Thursday, December 5, 2013

MARS - Not for Your Winter Vacation

Sci-Fi Deak Style
by John Deakins

In our SF tour of the Solar System, Mars holds a prominent spot. It’s our most Earth-like sister planet. There’s actually some water present; temperatures are sometimes above water’s freezing point. If we travel to another planet, it’s the first choice. A human colony could potentially survive there.

We aren’t going: not with current technology. The projected trip is a minimum two years, one way. The astronauts would arrive with ten percent of their brain cells dead and developing cancer, from cosmic radiation. We’d need a perfectly recycling ecosystem onboard that would last five years. We haven’t sustained one on Earth for six months yet.

Though writers have created unusual native Martian life, no Martians will be waiting when/if we land. We’ve tested repeatedly. Martian water was once abundant; the temperature is in the right range. Life just didn’t happen. There’s no Martian life now and no trace of any past life-forms. Though it sometimes hits 25ºC (80ºF) on the Martian equator in summertime, there’s no Mars surface that doesn’t fall below freezing nightly.

Humans would be limited to warmed suits, with oxygen, and sealed bases. Nevertheless, Mars can be terraformed. The polar “ice” caps are mostly frozen CO2, but there’s water, too. We need solar-powered Martian satellites that convert sunlight to microwaves. Microwaves beamed continually at the polar caps would release both water and CO2. We can give Mars a greenhouse atmosphere.

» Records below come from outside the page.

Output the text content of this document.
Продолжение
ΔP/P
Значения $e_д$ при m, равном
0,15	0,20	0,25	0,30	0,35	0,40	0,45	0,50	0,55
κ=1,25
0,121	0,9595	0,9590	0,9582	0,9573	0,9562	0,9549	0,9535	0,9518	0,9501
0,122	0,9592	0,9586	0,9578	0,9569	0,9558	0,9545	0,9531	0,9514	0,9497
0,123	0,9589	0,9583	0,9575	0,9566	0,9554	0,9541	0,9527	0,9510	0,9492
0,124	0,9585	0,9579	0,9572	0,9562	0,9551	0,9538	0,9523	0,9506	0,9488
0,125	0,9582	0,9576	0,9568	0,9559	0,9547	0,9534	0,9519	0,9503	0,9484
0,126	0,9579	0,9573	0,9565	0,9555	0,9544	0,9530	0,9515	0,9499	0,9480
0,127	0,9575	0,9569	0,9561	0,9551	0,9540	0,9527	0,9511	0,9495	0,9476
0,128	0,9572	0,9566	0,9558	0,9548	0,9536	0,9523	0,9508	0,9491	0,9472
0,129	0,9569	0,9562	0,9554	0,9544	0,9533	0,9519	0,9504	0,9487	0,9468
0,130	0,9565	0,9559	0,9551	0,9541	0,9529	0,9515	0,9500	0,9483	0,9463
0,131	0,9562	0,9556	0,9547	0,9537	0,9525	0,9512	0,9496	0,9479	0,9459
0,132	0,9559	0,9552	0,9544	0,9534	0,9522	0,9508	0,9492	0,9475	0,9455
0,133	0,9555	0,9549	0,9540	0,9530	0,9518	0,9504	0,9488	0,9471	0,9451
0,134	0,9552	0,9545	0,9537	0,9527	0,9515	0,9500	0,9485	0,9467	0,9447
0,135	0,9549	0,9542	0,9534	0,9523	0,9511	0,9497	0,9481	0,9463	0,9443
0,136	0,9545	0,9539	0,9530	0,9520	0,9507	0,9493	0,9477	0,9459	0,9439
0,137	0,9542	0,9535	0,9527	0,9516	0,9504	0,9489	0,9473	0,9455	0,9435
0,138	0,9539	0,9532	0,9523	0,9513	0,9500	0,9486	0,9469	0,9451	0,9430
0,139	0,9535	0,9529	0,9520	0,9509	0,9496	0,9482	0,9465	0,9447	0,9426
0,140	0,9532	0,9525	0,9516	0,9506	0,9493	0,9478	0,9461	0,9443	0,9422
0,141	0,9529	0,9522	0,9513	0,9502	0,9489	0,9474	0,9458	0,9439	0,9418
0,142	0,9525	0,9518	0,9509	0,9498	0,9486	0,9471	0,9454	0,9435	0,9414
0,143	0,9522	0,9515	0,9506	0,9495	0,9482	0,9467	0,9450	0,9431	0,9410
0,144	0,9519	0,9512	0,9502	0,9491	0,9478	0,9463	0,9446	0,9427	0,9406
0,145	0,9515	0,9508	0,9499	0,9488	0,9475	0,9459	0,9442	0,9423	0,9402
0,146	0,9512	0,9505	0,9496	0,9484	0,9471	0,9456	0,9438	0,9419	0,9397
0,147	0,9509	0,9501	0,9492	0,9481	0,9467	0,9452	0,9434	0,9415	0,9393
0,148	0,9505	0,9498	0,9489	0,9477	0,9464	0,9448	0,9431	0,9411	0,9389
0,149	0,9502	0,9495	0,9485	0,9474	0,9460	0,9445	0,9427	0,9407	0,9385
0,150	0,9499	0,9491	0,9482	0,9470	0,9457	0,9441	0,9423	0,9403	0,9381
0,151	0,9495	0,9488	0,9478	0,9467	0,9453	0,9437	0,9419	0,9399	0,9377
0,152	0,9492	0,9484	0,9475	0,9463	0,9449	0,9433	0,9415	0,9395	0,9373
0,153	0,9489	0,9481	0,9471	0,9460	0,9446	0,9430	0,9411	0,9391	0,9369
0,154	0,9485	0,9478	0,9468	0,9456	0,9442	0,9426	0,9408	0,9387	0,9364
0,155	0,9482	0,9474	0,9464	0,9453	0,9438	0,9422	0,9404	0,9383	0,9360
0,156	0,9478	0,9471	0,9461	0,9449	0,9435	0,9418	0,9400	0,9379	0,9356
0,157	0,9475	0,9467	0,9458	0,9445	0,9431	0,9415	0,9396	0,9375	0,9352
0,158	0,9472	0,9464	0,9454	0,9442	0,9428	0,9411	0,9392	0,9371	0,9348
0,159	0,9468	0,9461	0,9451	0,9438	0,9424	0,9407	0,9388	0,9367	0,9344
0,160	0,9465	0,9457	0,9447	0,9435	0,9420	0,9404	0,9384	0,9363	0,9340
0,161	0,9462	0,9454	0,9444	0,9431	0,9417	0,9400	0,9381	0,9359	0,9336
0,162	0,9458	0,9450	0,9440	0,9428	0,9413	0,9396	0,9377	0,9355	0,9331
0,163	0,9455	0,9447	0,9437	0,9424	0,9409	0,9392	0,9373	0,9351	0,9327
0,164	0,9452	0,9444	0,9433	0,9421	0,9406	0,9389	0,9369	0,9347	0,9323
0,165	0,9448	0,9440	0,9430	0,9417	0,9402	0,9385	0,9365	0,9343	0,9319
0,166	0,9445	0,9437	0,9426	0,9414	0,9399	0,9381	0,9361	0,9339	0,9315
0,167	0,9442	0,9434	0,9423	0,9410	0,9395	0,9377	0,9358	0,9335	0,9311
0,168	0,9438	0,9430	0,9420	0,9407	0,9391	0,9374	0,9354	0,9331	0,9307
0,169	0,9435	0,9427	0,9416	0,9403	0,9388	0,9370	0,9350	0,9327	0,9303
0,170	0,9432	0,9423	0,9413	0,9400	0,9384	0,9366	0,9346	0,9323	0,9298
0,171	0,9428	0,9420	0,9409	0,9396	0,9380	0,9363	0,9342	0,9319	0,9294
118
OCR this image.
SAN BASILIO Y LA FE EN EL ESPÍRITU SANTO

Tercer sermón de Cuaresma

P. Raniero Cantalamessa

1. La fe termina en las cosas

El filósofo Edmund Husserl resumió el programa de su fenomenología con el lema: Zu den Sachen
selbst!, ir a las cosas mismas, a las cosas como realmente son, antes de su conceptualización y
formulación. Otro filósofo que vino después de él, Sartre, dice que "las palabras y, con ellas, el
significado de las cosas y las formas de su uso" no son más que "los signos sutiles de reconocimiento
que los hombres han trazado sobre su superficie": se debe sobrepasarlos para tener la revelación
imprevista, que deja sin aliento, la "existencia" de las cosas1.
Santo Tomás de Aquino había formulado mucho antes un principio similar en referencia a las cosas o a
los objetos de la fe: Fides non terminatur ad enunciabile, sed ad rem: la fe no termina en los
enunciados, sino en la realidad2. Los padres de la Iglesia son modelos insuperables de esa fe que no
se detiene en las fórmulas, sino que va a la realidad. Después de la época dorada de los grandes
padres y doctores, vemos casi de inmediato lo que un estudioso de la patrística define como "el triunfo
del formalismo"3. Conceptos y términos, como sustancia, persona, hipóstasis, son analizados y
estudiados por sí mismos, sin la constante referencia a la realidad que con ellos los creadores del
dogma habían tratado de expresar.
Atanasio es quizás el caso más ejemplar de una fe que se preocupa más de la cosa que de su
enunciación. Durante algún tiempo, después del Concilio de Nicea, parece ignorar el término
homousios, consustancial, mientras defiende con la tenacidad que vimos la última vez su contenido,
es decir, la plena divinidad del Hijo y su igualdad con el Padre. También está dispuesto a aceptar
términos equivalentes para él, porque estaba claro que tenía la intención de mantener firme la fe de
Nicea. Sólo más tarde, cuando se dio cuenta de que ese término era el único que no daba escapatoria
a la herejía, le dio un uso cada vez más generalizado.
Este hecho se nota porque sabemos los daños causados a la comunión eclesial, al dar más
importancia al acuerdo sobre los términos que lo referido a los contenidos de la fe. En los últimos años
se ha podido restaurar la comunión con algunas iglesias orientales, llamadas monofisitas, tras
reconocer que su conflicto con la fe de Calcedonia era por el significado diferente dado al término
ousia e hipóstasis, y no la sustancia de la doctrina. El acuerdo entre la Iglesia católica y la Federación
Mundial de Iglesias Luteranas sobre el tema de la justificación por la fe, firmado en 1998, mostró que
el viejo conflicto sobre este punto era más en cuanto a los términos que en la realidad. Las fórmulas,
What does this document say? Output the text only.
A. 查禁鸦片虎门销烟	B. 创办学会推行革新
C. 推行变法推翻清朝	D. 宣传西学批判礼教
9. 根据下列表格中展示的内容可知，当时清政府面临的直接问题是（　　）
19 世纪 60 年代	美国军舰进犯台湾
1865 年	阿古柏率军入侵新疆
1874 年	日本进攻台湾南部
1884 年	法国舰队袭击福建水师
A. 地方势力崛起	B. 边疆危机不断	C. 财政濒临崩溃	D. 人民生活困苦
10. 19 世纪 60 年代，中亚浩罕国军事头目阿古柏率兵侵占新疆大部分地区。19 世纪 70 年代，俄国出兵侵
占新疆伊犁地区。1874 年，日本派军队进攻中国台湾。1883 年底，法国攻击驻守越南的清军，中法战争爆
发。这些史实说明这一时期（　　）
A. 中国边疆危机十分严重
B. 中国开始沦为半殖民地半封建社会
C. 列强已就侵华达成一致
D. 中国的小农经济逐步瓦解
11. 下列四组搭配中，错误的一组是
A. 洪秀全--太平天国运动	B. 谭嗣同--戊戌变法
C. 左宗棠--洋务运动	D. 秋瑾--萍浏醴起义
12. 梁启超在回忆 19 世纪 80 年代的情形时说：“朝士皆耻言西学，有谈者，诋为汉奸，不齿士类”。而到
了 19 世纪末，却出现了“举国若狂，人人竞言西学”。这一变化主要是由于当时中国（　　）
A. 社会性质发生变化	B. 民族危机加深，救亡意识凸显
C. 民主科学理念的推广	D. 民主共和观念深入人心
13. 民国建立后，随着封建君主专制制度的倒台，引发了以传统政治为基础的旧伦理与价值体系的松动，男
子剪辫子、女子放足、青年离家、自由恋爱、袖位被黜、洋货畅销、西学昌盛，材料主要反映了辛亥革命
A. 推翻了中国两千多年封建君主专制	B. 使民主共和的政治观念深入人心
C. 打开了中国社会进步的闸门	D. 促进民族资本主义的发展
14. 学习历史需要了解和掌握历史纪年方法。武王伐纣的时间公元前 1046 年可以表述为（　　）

Excess CO2 is Mars’ friend; colonists would still require respirators for possibly centuries to come. Hardy lichens that grow on Antarctica would grow there now. We simply seed the polar areas; photosynthesis begins. Unfortunately, the photosynthesis that ups oxygen content steals the heat-holding CO2. We have to get the water content up, too, to produce more oxygen. Perhaps we could generate another greenhouse gas, such as methane, as we lower the CO2 content.

Good news: There’s plenty of water out there (but not on Mars). We’d need automated ships to the Asteroids. (Some have a high water content). With an attached rocket, a water-bearing asteroid could be crashed into the non-settled side of Mars, raising the temperature and releasing atmospheric H2O. There may be mountain-sized icebergs in Jupiter’s ring; Saturn’s rings are an unlimited supply of ice chunks. We could nuke Europa, blowing icebergs into space, to be steered toward Mars.

You may have been hearing a background sound like rupturing a hippo. We pause while the shrieks of the science purists die down. Would we dare to violate the pristine purity of Mars and/or Europa before they’re studied? You bet your bippy we would.

We’re SF writers. Of course we dare! That’s why we can’t quit writing. If humans are going to the planets, we’ll be going for human reasons. Profitable adventure is ‘way ahead of scientific purity. Those afflicted with the Mt. Everest Syndrome (“Because it’s there.”) aren’t going to wipe their feet before they step out on a new world.

John Deakins, B.A., M.S.T. is a four-decade veteran of the science classroom and lives in Arkansas. As an author, John has fantasy novels in print from the Barrow series.